Рукопись, найденная под цветущим миндалем при неизвестных обстоятельствах

– Набоковская чашка, старик, – сказал Петюня, глубже вдавливая тощие ягодицы в кресло, – это реликвия. Это больше, чем реликвия, это знак отличия… Ты в курсе, что Надежда Яковлевна Мандельштам долго выбирала подходящего кандидата, ей никто угодить не мог… Я тогда только познакомился с ней… И сразу, старик, просто и красиво – она вручает чашку мне.

Дмитрий Иванович Еленский посмотрел на Петюню через стол. Поигрывая в воздухе долгими пальцами, жесткими и темными, как раковины мидий, Петюня не без изящества всовывал сигарету в пластмассовый мундштук. В кухне с занавешенным окном сладко и пьяно пахло мятной настойкой, которую хозяин любил закапывать в фильтр. Из глубины зеленого грота абажура светила неяркая лампочка, и тень Петюни, сгорбленного в своем ободранном, неимоверном кресле, елозила аристократическими пальцами по обоям, закидывала вверх острую бороду и всячески издевалась над мирозданием.

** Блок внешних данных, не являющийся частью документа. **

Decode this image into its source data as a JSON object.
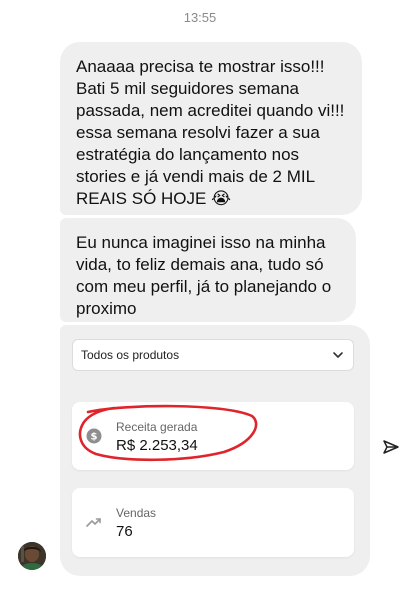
{
  "status": {
    "time": "13:55"
  },
  "messages": [
    {
      "text": "Anaaaa precisa te mostrar isso!!! Bati 5 mil seguidores semana passada, nem acreditei quando vi!!! essa semana resolvi fazer a sua estratégia do lançamento nos stories e já vendi mais de 2 MIL REAIS SÓ HOJE 😭"
    },
    {
      "text": "Eu nunca imaginei isso na minha vida, to feliz demais ana, tudo só com meu perfil, já to planejando o proximo"
    }
  ],
  "dashboard": {
    "filter": {
      "selected": "Todos os produtos"
    },
    "revenue": {
      "label": "Receita gerada",
      "value": "R$ 2.253,34",
      "icon": "dollar-coin-icon"
    },
    "sales": {
      "label": "Vendas",
      "value": "76",
      "icon": "trending-up-icon"
    }
  },
  "colors": {
    "bubble_bg": "#efefef",
    "highlight_ring": "#e0242b"
  }
}
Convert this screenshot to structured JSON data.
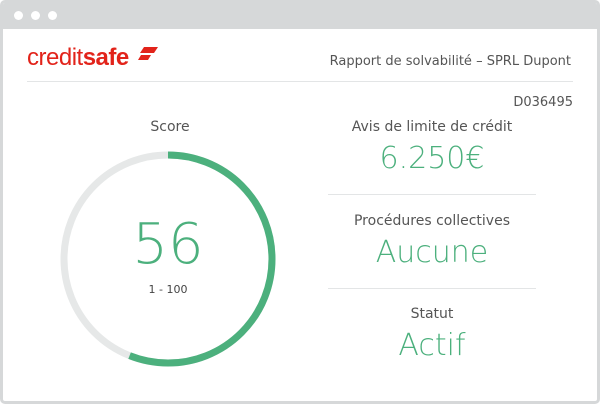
{
  "window": {
    "controls": [
      "dot",
      "dot",
      "dot"
    ]
  },
  "brand": {
    "name_part1": "credit",
    "name_part2": "safe",
    "color": "#e2231a"
  },
  "header": {
    "report_title": "Rapport de solvabilité – SPRL Dupont",
    "reference": "D036495"
  },
  "score": {
    "label": "Score",
    "value": "56",
    "range": "1 - 100",
    "fraction": 0.56,
    "accent_color": "#4cb07d",
    "track_color": "#e6e8e8"
  },
  "details": [
    {
      "label": "Avis de limite de crédit",
      "value": "6.250€"
    },
    {
      "label": "Procédures collectives",
      "value": "Aucune"
    },
    {
      "label": "Statut",
      "value": "Actif"
    }
  ]
}
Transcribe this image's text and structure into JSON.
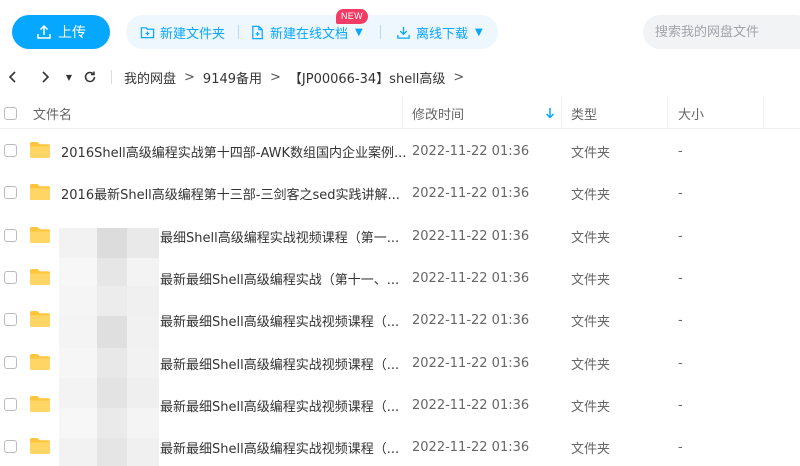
{
  "toolbar": {
    "upload_label": "上传",
    "new_folder_label": "新建文件夹",
    "new_online_doc_label": "新建在线文档",
    "new_badge": "NEW",
    "offline_download_label": "离线下载",
    "search_placeholder": "搜索我的网盘文件",
    "accent_color": "#06a7ff"
  },
  "nav": {
    "back_icon": "chevron-left-icon",
    "forward_icon": "chevron-right-icon",
    "history_icon": "caret-down-icon",
    "refresh_icon": "refresh-icon",
    "breadcrumb": [
      "我的网盘",
      "9149备用",
      "【JP00066-34】shell高级"
    ],
    "separator": ">"
  },
  "table": {
    "columns": {
      "name": "文件名",
      "modified": "修改时间",
      "type": "类型",
      "size": "大小"
    },
    "sorted_by": "修改时间",
    "sort_direction": "desc",
    "rows": [
      {
        "name": "2016Shell高级编程实战第十四部-AWK数组国内企业案例...",
        "modified": "2022-11-22 01:36",
        "type": "文件夹",
        "size": "-"
      },
      {
        "name": "2016最新Shell高级编程第十三部-三剑客之sed实践讲解...",
        "modified": "2022-11-22 01:36",
        "type": "文件夹",
        "size": "-"
      },
      {
        "name": "最细Shell高级编程实战视频课程（第一...",
        "modified": "2022-11-22 01:36",
        "type": "文件夹",
        "size": "-"
      },
      {
        "name": "最新最细Shell高级编程实战（第十一、...",
        "modified": "2022-11-22 01:36",
        "type": "文件夹",
        "size": "-"
      },
      {
        "name": "最新最细Shell高级编程实战视频课程（...",
        "modified": "2022-11-22 01:36",
        "type": "文件夹",
        "size": "-"
      },
      {
        "name": "最新最细Shell高级编程实战视频课程（...",
        "modified": "2022-11-22 01:36",
        "type": "文件夹",
        "size": "-"
      },
      {
        "name": "最新最细Shell高级编程实战视频课程（...",
        "modified": "2022-11-22 01:36",
        "type": "文件夹",
        "size": "-"
      },
      {
        "name": "最新最细Shell高级编程实战视频课程（...",
        "modified": "2022-11-22 01:36",
        "type": "文件夹",
        "size": "-"
      }
    ]
  }
}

Дмитрий Иванович помешал в стакане, стараясь не греметь ложечкой. В последнее время он стал худеть и как-то взбледнул с лица. Шершавые, резкие и громкие звуки раздражали его своей наглой настойчивостью и уверенностью в непреложности этого ужасного бытия. И это несмотря на визиты к Марине Львовне… Он отвлекся, звякнул все-таки ложечкой о мельхиоровый Петюнин подстаканник и заставил себя не думать. 

– Бахтин мне тогда так и сказал, – продолжал Петюня, по своей давней привычке чуть похабно смягчая букву «л». – «Петя, Владимир Владимирович не ошибся. Он прислал чашку кому надо». Старик, это было для меня откровением. Мы, как истинные делатели русской прозы… 

Дмитрий Иванович поморщился. 

– Какой из меня делатель… – сказал он сумрачно, разглядывая слоистый дым над головой хозяина, – все из рук валится…

– Да уж, стариканчик, – тут же ответило кресло глубокомысленно, – что-то не нравишься ты мне…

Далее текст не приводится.